Days later, Helen Cook responded "with pained surprise" to Susan B. Anthony's congressional testimony through a letter published in The Washington Post outlining Cook's history engaged with women's rights. Cook appealed to Anthony to promote the cause of universal suffrage over disparaging "a noble manhood" or African-American men. Cook noted Anthony's "great influence with other women...[and] power to direct their thoughts and endeavors" and suggested Anthony support universal suffrage before negative views about Black men and their suffrage gained greater popularity.

===Niagara Movement===
At nearly seventy years old, Helen Cook and her husband, John F. Cook, Jr., traveled to Harpers Ferry, West Virginia to attend the August 1906 national meeting of the Niagara Movement. The Niagara Movement (1905-1910) was an African-American civil rights organization founded a year earlier by W. E. B. Du Bois and William Monroe Trotter to oppose racial segregation and African-American disenfranchisement. John Cook attended as a member of the organization.
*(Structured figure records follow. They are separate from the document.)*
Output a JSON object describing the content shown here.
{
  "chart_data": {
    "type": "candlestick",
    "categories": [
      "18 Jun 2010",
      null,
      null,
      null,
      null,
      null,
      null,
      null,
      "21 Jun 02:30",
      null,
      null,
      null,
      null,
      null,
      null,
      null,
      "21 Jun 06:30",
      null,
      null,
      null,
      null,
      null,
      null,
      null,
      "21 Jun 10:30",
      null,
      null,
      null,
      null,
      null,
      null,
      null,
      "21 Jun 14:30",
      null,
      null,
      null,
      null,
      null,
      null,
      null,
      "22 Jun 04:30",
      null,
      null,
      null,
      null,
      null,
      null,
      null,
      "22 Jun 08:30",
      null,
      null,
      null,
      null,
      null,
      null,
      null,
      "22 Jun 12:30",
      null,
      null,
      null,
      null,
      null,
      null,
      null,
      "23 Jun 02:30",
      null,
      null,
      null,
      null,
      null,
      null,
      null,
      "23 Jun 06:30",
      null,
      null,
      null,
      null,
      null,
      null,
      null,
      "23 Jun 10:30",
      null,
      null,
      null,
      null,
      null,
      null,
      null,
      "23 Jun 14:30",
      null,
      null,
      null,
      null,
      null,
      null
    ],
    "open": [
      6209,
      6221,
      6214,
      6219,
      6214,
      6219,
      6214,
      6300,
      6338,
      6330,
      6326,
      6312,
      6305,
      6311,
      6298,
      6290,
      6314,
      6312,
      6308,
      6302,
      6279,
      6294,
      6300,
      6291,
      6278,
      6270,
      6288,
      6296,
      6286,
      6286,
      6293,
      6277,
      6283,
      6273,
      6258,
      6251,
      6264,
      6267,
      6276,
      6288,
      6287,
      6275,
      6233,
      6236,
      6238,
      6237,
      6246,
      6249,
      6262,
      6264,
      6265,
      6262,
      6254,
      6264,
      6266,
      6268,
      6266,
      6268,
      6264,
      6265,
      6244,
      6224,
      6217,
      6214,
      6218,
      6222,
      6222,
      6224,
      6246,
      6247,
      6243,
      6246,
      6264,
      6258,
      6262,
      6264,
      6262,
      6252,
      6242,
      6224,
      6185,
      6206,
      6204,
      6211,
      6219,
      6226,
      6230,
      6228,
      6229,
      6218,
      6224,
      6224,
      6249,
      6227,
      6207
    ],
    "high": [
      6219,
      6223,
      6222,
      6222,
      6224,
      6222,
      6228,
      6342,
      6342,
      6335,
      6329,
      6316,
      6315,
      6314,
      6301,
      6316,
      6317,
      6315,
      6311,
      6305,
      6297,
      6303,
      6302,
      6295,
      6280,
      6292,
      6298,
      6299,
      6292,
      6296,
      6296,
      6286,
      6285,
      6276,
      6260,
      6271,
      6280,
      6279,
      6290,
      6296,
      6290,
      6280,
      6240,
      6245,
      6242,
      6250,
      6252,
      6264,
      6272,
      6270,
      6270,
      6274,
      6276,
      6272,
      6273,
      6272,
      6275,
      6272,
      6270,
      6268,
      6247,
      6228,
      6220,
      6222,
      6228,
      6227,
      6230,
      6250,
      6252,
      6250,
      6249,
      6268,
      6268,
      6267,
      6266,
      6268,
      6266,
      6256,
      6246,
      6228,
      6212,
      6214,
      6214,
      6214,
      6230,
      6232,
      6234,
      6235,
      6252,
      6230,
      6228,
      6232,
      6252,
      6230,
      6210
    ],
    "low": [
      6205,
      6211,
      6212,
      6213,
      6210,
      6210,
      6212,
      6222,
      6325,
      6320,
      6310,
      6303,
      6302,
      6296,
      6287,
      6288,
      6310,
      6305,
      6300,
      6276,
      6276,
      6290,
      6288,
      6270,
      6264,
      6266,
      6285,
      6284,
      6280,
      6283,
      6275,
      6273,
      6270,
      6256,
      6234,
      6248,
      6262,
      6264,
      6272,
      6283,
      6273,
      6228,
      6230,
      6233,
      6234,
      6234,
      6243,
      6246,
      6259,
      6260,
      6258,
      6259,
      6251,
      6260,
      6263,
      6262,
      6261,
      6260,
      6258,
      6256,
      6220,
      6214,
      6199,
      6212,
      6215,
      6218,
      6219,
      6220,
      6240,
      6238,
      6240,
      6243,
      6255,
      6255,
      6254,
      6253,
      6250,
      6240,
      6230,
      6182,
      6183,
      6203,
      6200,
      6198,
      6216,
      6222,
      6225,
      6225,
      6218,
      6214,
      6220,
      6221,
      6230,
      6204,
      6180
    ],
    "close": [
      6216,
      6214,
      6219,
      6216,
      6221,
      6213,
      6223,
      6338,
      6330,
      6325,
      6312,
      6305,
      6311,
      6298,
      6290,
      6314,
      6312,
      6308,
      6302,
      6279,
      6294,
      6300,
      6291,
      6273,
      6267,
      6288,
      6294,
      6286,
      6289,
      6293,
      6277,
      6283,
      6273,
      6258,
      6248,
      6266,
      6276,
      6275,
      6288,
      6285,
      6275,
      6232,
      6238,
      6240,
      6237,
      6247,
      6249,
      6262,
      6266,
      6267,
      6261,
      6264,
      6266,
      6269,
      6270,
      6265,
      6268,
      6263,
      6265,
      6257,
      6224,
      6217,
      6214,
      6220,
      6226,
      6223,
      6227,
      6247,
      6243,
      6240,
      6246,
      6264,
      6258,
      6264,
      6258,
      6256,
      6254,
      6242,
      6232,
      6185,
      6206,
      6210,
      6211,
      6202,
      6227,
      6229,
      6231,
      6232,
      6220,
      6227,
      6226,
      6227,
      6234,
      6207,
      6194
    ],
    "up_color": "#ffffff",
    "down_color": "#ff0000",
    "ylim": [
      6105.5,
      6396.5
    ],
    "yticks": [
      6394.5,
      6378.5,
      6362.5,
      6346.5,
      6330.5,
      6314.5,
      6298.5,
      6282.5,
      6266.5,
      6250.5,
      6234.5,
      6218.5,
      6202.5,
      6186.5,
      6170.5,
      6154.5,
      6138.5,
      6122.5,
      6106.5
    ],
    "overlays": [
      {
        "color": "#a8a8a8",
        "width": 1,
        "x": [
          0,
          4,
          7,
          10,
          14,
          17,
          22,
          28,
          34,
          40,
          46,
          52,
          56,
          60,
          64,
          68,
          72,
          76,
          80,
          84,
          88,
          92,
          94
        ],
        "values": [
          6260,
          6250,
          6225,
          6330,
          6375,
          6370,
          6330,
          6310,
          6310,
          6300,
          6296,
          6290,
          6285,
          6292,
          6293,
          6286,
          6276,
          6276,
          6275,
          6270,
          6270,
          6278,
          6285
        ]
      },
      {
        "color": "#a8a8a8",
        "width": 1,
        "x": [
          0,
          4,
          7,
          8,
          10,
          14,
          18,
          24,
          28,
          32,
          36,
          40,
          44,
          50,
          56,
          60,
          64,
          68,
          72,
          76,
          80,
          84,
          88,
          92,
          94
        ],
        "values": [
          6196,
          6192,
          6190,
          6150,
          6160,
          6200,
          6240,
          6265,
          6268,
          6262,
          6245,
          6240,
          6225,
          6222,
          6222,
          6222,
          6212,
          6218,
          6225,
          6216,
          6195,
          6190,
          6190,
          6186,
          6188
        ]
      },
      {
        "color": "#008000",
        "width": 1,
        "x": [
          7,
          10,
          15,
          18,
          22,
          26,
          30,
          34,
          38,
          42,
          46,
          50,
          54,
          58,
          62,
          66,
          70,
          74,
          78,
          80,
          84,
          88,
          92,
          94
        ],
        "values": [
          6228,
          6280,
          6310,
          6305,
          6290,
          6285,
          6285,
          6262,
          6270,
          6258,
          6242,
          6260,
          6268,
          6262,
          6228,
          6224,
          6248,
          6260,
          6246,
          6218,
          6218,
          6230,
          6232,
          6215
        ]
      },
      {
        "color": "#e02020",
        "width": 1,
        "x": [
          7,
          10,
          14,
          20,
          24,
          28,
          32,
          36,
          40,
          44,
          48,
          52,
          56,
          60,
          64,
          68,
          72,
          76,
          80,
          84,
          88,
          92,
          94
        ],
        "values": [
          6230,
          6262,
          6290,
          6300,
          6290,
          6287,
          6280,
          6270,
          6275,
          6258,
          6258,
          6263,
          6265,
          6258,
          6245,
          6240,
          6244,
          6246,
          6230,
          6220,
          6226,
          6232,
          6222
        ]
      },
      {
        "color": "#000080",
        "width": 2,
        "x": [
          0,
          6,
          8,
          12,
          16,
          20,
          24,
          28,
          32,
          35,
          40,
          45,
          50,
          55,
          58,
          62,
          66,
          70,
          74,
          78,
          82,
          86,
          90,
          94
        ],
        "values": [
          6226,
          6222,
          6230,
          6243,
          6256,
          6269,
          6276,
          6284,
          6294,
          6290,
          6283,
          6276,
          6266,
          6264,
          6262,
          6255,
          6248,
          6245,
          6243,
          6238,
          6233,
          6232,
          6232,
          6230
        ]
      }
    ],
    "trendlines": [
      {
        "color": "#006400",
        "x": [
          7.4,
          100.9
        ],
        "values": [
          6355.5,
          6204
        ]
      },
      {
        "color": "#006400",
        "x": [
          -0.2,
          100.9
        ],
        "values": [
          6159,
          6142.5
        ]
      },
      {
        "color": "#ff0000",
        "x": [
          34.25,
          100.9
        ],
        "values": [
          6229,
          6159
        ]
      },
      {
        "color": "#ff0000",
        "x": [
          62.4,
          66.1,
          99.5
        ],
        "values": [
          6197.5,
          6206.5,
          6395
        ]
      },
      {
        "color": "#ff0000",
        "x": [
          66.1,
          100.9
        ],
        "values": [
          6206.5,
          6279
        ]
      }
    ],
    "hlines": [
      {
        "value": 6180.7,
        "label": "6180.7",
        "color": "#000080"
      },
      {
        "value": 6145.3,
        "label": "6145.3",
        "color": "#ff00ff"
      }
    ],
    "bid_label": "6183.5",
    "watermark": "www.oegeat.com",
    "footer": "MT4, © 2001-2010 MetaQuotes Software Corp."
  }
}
At the meeting, after debate, it was decided women could become associate members, and Helen Cook became an associate member.

==Marriage and children==
Helen and John Francis Cook, Jr. married in 1864. He became the wealthiest AfricanAmerican resident in Washington, D.C., with a reported worth of $200,000 in 1895. His professional endeavors included an appointment as D.C.'s chief tax collector (1874 to 1884), serving as a trustee of Howard University (1874-1908), and partnering with his brother, George F. T. Cook, and former congressman George Henry White in the firm Cook, Cook and White, which manufactured bricks from 1904 to 1906.

The Cooks had five children, including Elizabeth Appo Cook (1864-1953), John Francis Cook, III (1868–1932), Charles Chaveau Cook (abt 1871–1910), George Frederick Cook (1874–1927), and Ralph Victor Cook (1875-1949).

==Death==
Helen Cook died from pneumonia and heart failure on November 20, 1913, in Washington, D.C., at the family Cook residence (1118 Sixteenth Street, Northwest). One African-American newspaper noted that she was "easily the wealthiest colored woman in the District of Columbia. The Cook estate has been considered to be worth not less than a quarter of a million dollars...Mrs. Cook was greatly interested in Negro organizations and charity work and was a woman of kindly heart and broad sympathies." Cook was buried at Columbian Harmony Cemetery, along with her late husband, John F. Cook, Jr. and other Cook family members. The law firm Carlisle, Luckett & Howe handled Cook's estate.